O konieczności walki z dopingiem mówi się ostatnio coraz cześciej, nie tylko w przypadku sportów wymagajacych siły, szybkości i wytrzymałości, ale też rozgrywek, w których do sukcesu potrzebne są wysokie zdolności umysłowe. Naukowcy z Niemiec i Szwecji postanowili sprawdzić, czy zastosowanie leków zwiększających zdolności poznawcze czy zwykłej kofeiny pozwala zauważalnie poprawić wyniki w szachach. Wyniki ich badań pokazują, że kofeina nie działa, leki - owszem. Ale tylko w partiach bez ograniczenia czasu.

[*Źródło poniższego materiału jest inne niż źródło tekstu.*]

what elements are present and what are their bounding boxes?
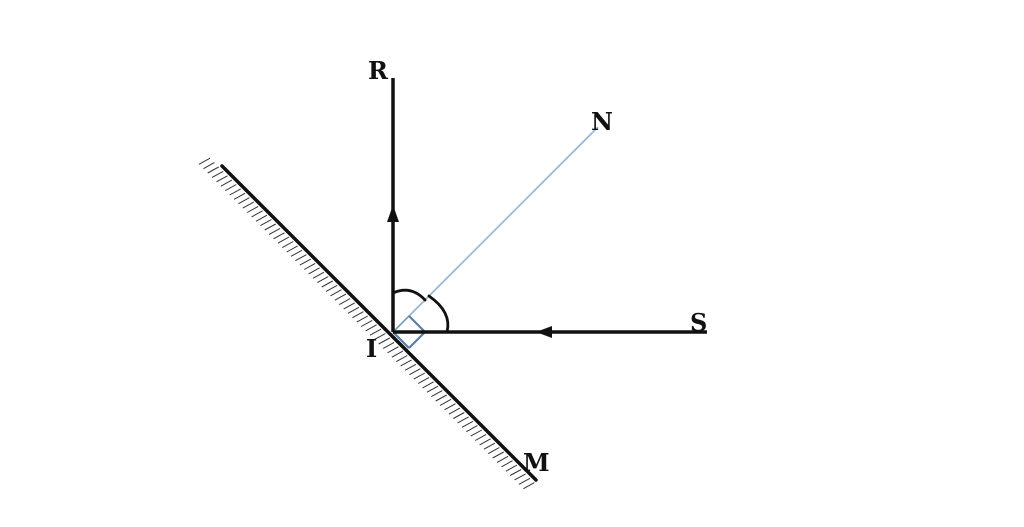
label-r: R <box>368 56 389 85</box>
hatch-mark <box>474 433 487 441</box>
hatch-mark <box>356 315 369 323</box>
right-angle-mark-base <box>392 331 410 349</box>
hatch-mark <box>496 455 509 463</box>
label-s: S <box>690 308 707 337</box>
hatch-mark <box>273 232 285 240</box>
hatch-mark <box>308 267 320 275</box>
label-n: N <box>591 107 613 136</box>
mirror-line <box>220 164 538 482</box>
hatch-mark <box>330 289 342 297</box>
hatch-mark <box>360 319 373 327</box>
hatch-mark <box>317 276 329 284</box>
hatch-mark <box>492 451 504 459</box>
hatch-mark <box>225 184 237 192</box>
hatch-mark <box>374 333 386 341</box>
hatch-mark <box>216 175 228 183</box>
label-i: I <box>366 334 377 363</box>
hatch-mark <box>260 219 272 227</box>
hatch-mark <box>238 197 250 205</box>
hatch-mark <box>483 442 496 450</box>
hatch-mark <box>404 363 417 371</box>
label-m: M <box>523 448 550 477</box>
hatch-mark <box>295 254 307 262</box>
hatch-mark <box>299 258 312 266</box>
hatch-mark <box>448 407 461 415</box>
hatch-mark <box>369 328 382 336</box>
hatch-mark <box>343 302 355 310</box>
hatch-mark <box>509 469 522 476</box>
hatch-mark <box>435 394 447 402</box>
hatch-mark <box>387 346 399 354</box>
hatch-mark <box>378 337 390 345</box>
hatch-mark <box>268 227 281 235</box>
hatch-mark <box>391 350 404 358</box>
hatch-mark <box>282 241 294 249</box>
hatch-mark <box>409 368 421 376</box>
hatch-mark <box>286 245 298 253</box>
hatch-mark <box>382 341 395 349</box>
reflected-ray-arrow <box>387 205 399 222</box>
hatch-mark <box>198 157 211 165</box>
hatch-mark <box>501 460 513 468</box>
hatch-mark <box>233 192 246 200</box>
hatch-mark <box>413 372 426 380</box>
hatch-mark <box>207 166 219 174</box>
mirror-hatching <box>198 157 535 490</box>
reflection-angle-arc <box>391 288 427 302</box>
hatch-mark <box>242 201 255 209</box>
hatch-mark <box>255 214 268 222</box>
hatch-mark <box>400 359 412 367</box>
incidence-angle-arc <box>427 294 450 334</box>
hatch-mark <box>334 293 347 301</box>
hatch-mark <box>396 355 408 363</box>
hatch-mark <box>251 210 263 218</box>
hatch-mark <box>417 376 430 384</box>
hatch-mark <box>347 306 360 314</box>
hatch-mark <box>365 324 377 332</box>
hatch-mark <box>325 284 338 292</box>
hatch-mark <box>352 311 364 319</box>
hatch-mark <box>431 390 443 398</box>
hatch-mark <box>470 429 483 437</box>
hatch-mark <box>211 170 224 178</box>
hatch-mark <box>461 420 474 428</box>
hatch-mark <box>277 236 290 244</box>
hatch-mark <box>426 385 439 393</box>
hatch-mark <box>220 179 233 187</box>
hatch-mark <box>457 416 469 424</box>
hatch-mark <box>453 412 465 419</box>
hatch-mark <box>488 447 500 455</box>
hatch-mark <box>505 464 518 472</box>
hatch-mark <box>290 249 303 257</box>
hatch-mark <box>444 403 456 411</box>
hatch-mark <box>246 205 259 213</box>
hatch-mark <box>339 298 351 306</box>
hatch-mark <box>303 262 316 270</box>
hatch-mark <box>466 425 478 433</box>
hatch-mark <box>518 477 531 485</box>
hatch-mark <box>229 188 241 196</box>
hatch-mark <box>203 162 215 170</box>
hatch-mark <box>422 381 434 389</box>
hatch-mark <box>523 482 535 490</box>
incident-ray-arrow <box>536 326 552 338</box>
hatch-mark <box>479 438 491 446</box>
right-angle-mark-side <box>392 315 410 333</box>
hatch-mark <box>439 398 452 406</box>
hatch-mark <box>514 473 526 481</box>
hatch-mark <box>264 223 276 231</box>
normal-line <box>392 126 599 333</box>
hatch-mark <box>321 280 333 288</box>
hatch-mark <box>312 271 325 279</box>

O konieczności walki z dopingiem mówi się ostatnio coraz cześciej, nie tylko w przypadku sportów wymagajacych siły, szybkości i wytrzymałości, ale też rozgrywek, w których do sukcesu potrzebne są wysokie zdolności umysłowe. Naukowcy z Niemiec i Szwecji postanowili sprawdzić, czy zastosowanie leków zwiększających zdolności poznawcze czy zwykłej kofeiny pozwala zauważalnie poprawić wyniki w szachach. Wyniki ich badań pokazują, że kofeina nie działa, leki - owszem. Ale tylko w partiach bez ograniczenia czasu.
Zdj. ilustracyjne /Pfeiffer, J. /PAP/DPA

Badacze z Uniwersytetów w Moguncji i Sztokholmie zaprosili do udziału w eksperymencie 39 szachistów, którzy przez 4 dni rozgrywali serie 15 minutowych partii z programem komputerowym Fritz 12, na poziomie dopasowanym do ich siły gry. W każdym z 4 dni gracze otrzymywali jedną z pobudzających zdolności poznawcze substancji, Modafinil, Metylofenidat znany też pod nazwą Ritalin, albo kofeinę, w jednym z dni otrzymywali placebo. Kolejność ich podawania była oczywiście przypadkowa. W sumie w ramach eksperymentu przeprowadzono ponad 3000 gier.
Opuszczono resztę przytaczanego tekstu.